8. The filter unit according to claim 7, wherein the drainage layer has a thickness (D) and the layer thickness (ρ) is two to three times as large as the thickness (D).

9. The filter unit according to claim 7, wherein the drainage layer is a sheet structure, a textile sheet structure, or a textile sheet structure made of a non-woven material, a knitted material or a woven material.

10. The filter unit according to claim 9, wherein the sheet structure comprises polyester.

11. The filter unit according to claim 9, wherein the sheet structure comprises fibres which are at least one of chemically and physically active.

12. The filter unit according to claim 1, wherein at least one of the filter bodies is at least partly covered by a stabilisation covering.

13. The filter unit according to claim 1, wherein the planar filter bodies comprise at least one material from the group comprising activated carbon and ion exchange material.

14. The filter unit according to claim 1, wherein at least one of the filter bodies has a permeability (k) that changes within the filter body.

15. The filter unit according to claim 1, wherein the layer thickness (ρ) of at least one of the filter bodies changes along a first longitudinal axis (L1).

16. The filter unit according to claim 1, wherein at least one of the filter bodies is profiled.

17. The filter unit according to claim 16, wherein at least one of the filter bodies is profiled in a wave-shaped or saw tooth-shaped manner.

18. A container for treating water, comprising at least one filter unit according to claim 1.

19. The container according to claim 18, further comprising: a wall which delimits a container interior space, wherein the at least one filter unit for filtering the water is arranged in the container interior space and the container interior space is subdivided into a supply section and a discharge section;a supply for supplying the water to a supply section of the container interior space; andan outlet arranged at least partly in the wall of the container for carrying off the water out of the discharge section of the container interior space.

20. The container according to claim 19, wherein the supply section is filled with granulate.

21. The container according to claim 19, wherein the filter unit covers the outlet.

22. The container according to claim 19, wherein recesses into which at least one of the filter bodies can be inserted are provided in the wall.
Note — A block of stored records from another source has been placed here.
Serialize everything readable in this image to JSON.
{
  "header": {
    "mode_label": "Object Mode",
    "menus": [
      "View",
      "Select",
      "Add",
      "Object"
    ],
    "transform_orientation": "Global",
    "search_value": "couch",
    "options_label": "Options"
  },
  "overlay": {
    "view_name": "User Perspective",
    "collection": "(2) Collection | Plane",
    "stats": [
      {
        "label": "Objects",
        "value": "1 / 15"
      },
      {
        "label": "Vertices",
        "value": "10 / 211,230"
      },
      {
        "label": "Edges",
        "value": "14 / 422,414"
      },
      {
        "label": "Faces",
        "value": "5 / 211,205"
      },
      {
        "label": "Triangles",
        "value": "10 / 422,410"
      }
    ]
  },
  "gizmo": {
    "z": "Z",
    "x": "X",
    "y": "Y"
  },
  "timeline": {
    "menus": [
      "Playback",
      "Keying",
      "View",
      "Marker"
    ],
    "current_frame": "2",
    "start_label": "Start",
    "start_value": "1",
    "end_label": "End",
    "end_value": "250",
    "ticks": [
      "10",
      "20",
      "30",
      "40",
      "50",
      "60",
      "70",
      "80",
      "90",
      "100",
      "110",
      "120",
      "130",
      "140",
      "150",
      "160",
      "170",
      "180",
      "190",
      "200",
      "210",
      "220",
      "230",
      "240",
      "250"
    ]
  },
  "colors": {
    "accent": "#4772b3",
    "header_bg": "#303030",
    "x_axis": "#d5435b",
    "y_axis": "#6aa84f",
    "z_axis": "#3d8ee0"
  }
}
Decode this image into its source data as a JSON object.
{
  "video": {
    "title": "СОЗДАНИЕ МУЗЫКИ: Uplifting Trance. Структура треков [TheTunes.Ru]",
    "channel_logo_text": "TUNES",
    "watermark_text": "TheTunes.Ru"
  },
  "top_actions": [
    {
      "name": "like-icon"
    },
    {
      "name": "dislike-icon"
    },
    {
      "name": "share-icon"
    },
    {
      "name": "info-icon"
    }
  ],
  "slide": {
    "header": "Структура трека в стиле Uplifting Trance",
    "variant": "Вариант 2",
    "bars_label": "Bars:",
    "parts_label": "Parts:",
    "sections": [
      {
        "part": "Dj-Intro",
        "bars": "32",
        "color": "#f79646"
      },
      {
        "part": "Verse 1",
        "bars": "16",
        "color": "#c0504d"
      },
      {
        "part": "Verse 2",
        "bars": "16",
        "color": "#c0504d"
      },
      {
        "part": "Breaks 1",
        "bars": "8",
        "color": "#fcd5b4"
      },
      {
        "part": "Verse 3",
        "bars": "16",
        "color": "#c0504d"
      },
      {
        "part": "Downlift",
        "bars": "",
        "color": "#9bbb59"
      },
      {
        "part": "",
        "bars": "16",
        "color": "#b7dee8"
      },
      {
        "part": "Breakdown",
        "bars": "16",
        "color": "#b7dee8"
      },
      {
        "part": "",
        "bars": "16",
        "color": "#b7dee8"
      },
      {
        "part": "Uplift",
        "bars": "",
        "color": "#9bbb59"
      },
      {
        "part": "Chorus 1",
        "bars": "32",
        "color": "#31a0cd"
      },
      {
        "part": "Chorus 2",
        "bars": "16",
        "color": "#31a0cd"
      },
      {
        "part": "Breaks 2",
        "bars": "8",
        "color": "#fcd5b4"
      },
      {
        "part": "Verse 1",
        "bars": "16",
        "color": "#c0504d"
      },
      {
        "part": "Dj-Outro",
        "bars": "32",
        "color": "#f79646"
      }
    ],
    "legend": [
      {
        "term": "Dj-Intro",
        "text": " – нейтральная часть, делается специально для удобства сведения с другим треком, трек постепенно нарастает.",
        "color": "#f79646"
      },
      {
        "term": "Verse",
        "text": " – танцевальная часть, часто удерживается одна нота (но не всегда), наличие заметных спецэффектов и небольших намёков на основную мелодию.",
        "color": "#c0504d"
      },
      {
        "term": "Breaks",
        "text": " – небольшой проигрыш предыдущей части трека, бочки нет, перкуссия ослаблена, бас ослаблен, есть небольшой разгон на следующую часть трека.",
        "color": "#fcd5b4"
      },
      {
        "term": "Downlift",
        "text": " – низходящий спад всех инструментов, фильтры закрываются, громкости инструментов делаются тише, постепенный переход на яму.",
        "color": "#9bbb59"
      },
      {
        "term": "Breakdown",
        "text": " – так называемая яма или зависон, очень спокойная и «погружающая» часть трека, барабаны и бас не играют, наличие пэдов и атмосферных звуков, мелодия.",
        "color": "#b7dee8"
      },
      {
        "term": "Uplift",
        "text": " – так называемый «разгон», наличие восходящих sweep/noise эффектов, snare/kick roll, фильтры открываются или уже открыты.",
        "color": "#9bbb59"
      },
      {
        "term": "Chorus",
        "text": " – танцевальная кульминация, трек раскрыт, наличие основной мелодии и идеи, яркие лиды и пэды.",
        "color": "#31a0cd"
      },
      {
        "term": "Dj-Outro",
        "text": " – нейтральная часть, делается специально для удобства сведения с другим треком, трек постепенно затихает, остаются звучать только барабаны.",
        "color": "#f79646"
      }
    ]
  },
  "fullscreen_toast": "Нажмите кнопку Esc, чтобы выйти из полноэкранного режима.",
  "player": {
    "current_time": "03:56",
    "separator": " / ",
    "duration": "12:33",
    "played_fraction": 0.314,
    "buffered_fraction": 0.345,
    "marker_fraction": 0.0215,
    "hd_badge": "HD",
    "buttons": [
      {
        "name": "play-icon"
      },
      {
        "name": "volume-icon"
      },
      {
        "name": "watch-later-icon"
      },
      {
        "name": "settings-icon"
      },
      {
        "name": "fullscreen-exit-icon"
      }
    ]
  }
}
23. The container according to claim 19, wherein a sealing layer is provided between the wall and at least one of the filter bodies.

24. The container according to claim 19, wherein the outlet further comprises a channel extending through the container interior space, to which the at least one filter unit is attached, wherein the channel is provided with openings for carrying off the filtered water.

25. The container according to claim 24, comprising a supporting unit attachable to the channel and communicating with the openings, for arranging the at least one filter unit in the container interior space.

26. The container according to claim 18, wherein the container is configured as a cartridge.

27. The container according to claim 18, wherein the filter bodieshave a first longitudinal axis (L1) and the container has a second longitudinal axis (L2), and wherein the first longitudinal axes (L1) and the second longitudinal axis (L2) extend essentially in parallel to each other.

28. The container according to claim 18, wherein the filter bodies have a first longitudinal axis (L1) and the container has a second longitudinal axis (L2), and wherein the first longitudinal axes (L1) extend essentially at right angles to the second longitudinal axis (L2).

29. The container according to claim 18, wherein the filter bodies have a first longitudinal axis (L1) and the container has a second longitudinal axis (L2), and wherein the first longitudinal axes (L1) and the second longitudinal axis (L2) enclose an angle (α) between 0° and 90°.

30. A method for treating water, comprising the steps of: treating water, using the filter unit according to claim 1.